As the title suggests, the iconography in Study for New York State Mural (Town and Country) reflects preoccupations with both the man-made and the natural world. Lichtenstein depicts abstracted images of ocean liners and soaring buildings and juxtaposes them with fragments of bright green leaves and a setting sun, one of the most iconic images in his oeuvre. The splinters of smoke-stacks and Art Deco skyscrapers reference the explosive technological achievements responsible for the progress of the nation. Because The Empire State Plaza Commission was executed in the wake of America's race to space, these allusions are especially appropriate. Lichtenstein contrasts this industrial vernacular with the lush greenery of the New York landscape, harking back to the plunging valleys and endless skies that so fascinated the earlier Hudson River school painters and the American Luminists. In the top right corner, the sun is either rising or setting; its beaming rays streaking across the sky behind stylized birds. This quadrant is reminiscent of Sinking Sun (1964), one of the most masterful pieces in the Lichtenstein oeuvre of early Pop paintings. Bold in both ambition and scale, the painting was known for being classically American in its hope and nostalgia, an icon of the cultural landscape from which it originated.

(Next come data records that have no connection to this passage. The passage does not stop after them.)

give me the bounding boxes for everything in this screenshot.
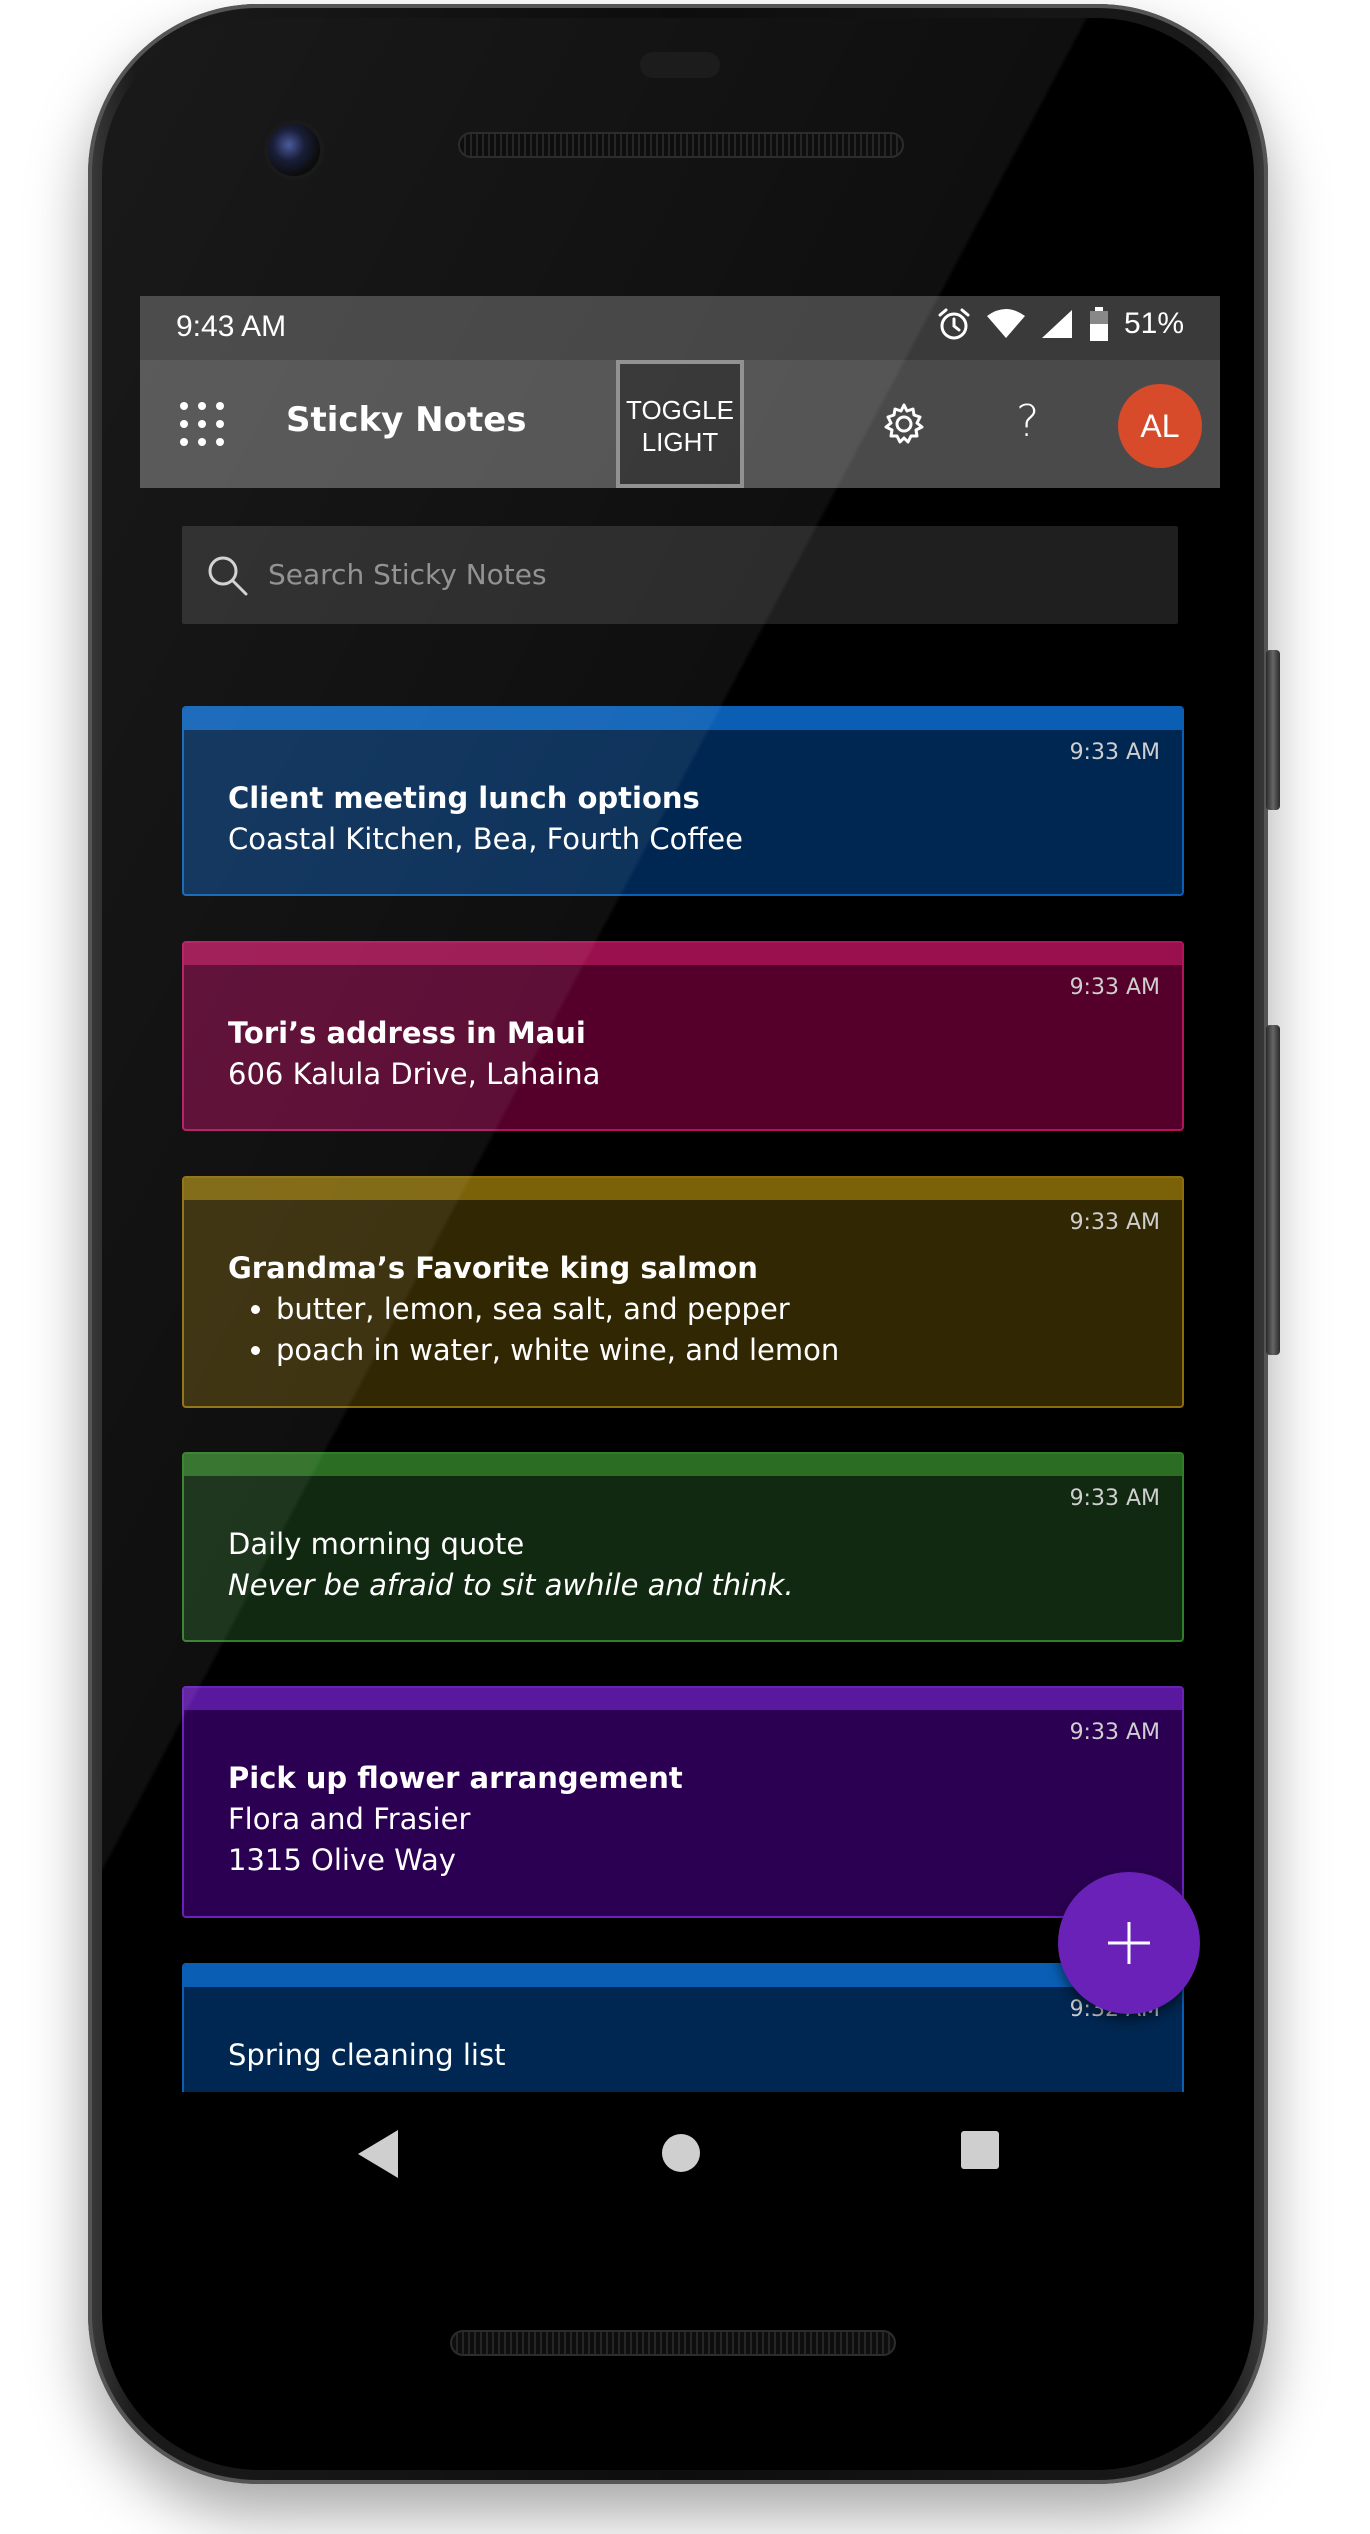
note-body: Spring cleaning list — [184, 1987, 1182, 2076]
app-bar: Sticky Notes TOGGLE LIGHT ? AL — [140, 360, 1220, 488]
note-bullet-list: butter, lemon, sea salt, and pepper poac… — [228, 1289, 1138, 1371]
top-sensor — [640, 52, 720, 78]
note-body: Client meeting lunch options Coastal Kit… — [184, 730, 1182, 860]
app-launcher-icon[interactable] — [176, 398, 228, 450]
wifi-icon — [986, 308, 1026, 340]
note-title: Client meeting lunch options — [228, 781, 700, 815]
note-timestamp: 9:33 AM — [1069, 740, 1160, 765]
note-title: Grandma’s Favorite king salmon — [228, 1251, 758, 1285]
note-bullet: butter, lemon, sea salt, and pepper — [276, 1289, 1138, 1330]
note-line: 1315 Olive Way — [228, 1843, 456, 1877]
note-timestamp: 9:33 AM — [1069, 1210, 1160, 1235]
plus-icon — [1108, 1922, 1150, 1964]
note-timestamp: 9:33 AM — [1069, 975, 1160, 1000]
note-timestamp: 9:33 AM — [1069, 1720, 1160, 1745]
recent-apps-icon[interactable] — [960, 2130, 1000, 2174]
note-color-bar — [184, 943, 1182, 965]
note-line: Spring cleaning list — [228, 2038, 506, 2072]
note-timestamp: 9:33 AM — [1069, 1486, 1160, 1511]
alarm-icon — [936, 306, 972, 342]
status-icons: 51% — [936, 306, 1184, 342]
note-color-bar — [184, 1454, 1182, 1476]
note-body: Tori’s address in Maui 606 Kalula Drive,… — [184, 965, 1182, 1095]
note-bullet: poach in water, white wine, and lemon — [276, 1330, 1138, 1371]
status-bar: 9:43 AM 51% — [140, 296, 1220, 360]
search-bar[interactable]: Search Sticky Notes — [182, 526, 1178, 624]
battery-percent: 51% — [1123, 307, 1184, 340]
note-title: Tori’s address in Maui — [228, 1016, 586, 1050]
note-line: Coastal Kitchen, Bea, Fourth Coffee — [228, 822, 743, 856]
note-title: Pick up flower arrangement — [228, 1761, 683, 1795]
note-card[interactable]: 9:33 AM Grandma’s Favorite king salmon b… — [182, 1176, 1184, 1408]
help-icon[interactable]: ? — [1016, 396, 1039, 447]
avatar[interactable]: AL — [1118, 384, 1202, 468]
note-body: Grandma’s Favorite king salmon butter, l… — [184, 1200, 1182, 1371]
note-color-bar — [184, 708, 1182, 730]
home-icon[interactable] — [660, 2132, 702, 2178]
note-body: Pick up flower arrangement Flora and Fra… — [184, 1710, 1182, 1881]
note-body: Daily morning quote Never be afraid to s… — [184, 1476, 1182, 1606]
front-camera — [268, 124, 320, 176]
app-title: Sticky Notes — [286, 400, 527, 440]
toggle-light-button[interactable]: TOGGLE LIGHT — [616, 360, 744, 488]
phone-screen: 9:43 AM 51% Sticky Notes TOGGLE LIGHT ? … — [140, 296, 1220, 2092]
note-italic-line: Never be afraid to sit awhile and think. — [228, 1568, 794, 1602]
search-icon — [206, 554, 248, 596]
note-card[interactable]: 9:33 AM Client meeting lunch options Coa… — [182, 706, 1184, 896]
note-color-bar — [184, 1178, 1182, 1200]
search-input[interactable]: Search Sticky Notes — [268, 558, 547, 591]
add-note-button[interactable] — [1058, 1872, 1200, 2014]
battery-icon — [1088, 306, 1110, 342]
note-card[interactable]: 9:33 AM Daily morning quote Never be afr… — [182, 1452, 1184, 1642]
note-line: Daily morning quote — [228, 1527, 525, 1561]
note-card[interactable]: 9:32 AM Spring cleaning list — [182, 1963, 1184, 2092]
toggle-label-line2: LIGHT — [641, 427, 719, 457]
navigation-bar — [140, 2100, 1220, 2220]
power-button — [1266, 650, 1280, 810]
status-time: 9:43 AM — [176, 310, 287, 343]
note-card[interactable]: 9:33 AM Pick up flower arrangement Flora… — [182, 1686, 1184, 1918]
note-line: 606 Kalula Drive, Lahaina — [228, 1057, 601, 1091]
note-color-bar — [184, 1688, 1182, 1710]
note-card[interactable]: 9:33 AM Tori’s address in Maui 606 Kalul… — [182, 941, 1184, 1131]
note-line: Flora and Frasier — [228, 1802, 471, 1836]
toggle-label-line1: TOGGLE — [626, 395, 734, 425]
signal-icon — [1040, 308, 1074, 340]
bottom-speaker-grille — [450, 2330, 896, 2356]
note-color-bar — [184, 1965, 1182, 1987]
gear-icon[interactable] — [882, 402, 926, 446]
top-speaker-grille — [458, 132, 904, 158]
volume-rocker — [1266, 1025, 1280, 1355]
back-icon[interactable] — [354, 2128, 400, 2184]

As a hybrid of both the comic-inspired works and the Modern Paintings series, Study for New York State Mural (Town and Country) represents quintessential Americana. The American fascination with pop culture and thus, the graphic novel is as deeply rooted in our collective history as the Industrial Revolution and urban expansion. In both series, Lichtenstein's work remained ideologically steadfast. "I was very excited about and interested in the highly emotional content yet detached, impersonal handling of love, hate, war etc., in these cartoon images... It is an intensification, a stylistic intensification of the excitement which the subject matter has for me; but the style is, as you say, cool. One of the things a cartoon does is to express violent emotion and passion in a completely mechanical and removed style". (interview with G. R. Swenson cited in Exh. Cat., London, Tate Gallery,Roy Lichtenstein, 1968, p. 9) Indeed, remaining true to the fundamental paradox between style and subject which describes his work, Lichtenstein described the spirit of his nation in the same formally detached, mechanical manner he used for his painting technique. He had simply moved on to apply it to a different set of symbols, associations, and perspectives integral to the American experience. In both cases, the irony in his work facilitates a rendering in which the subject does not become an actual portrayal but a stereotype. The images in Study for New York State Mural (Town and Country) become almost allegories, a set of truisms that Americans hold dear. These stereotypes are indelibly ingrained into a shared public consciousness so that we readily recognize their symbols just as the beholder instantly recognizes the drama of the romantic or war encounters in the artist's earlier strips. By reducing all extraneous pictorial detail and traces of narrative to an absolute minimum he created a monolithic image, so monumental as to be almost universal in its dichotomy between rural and urban.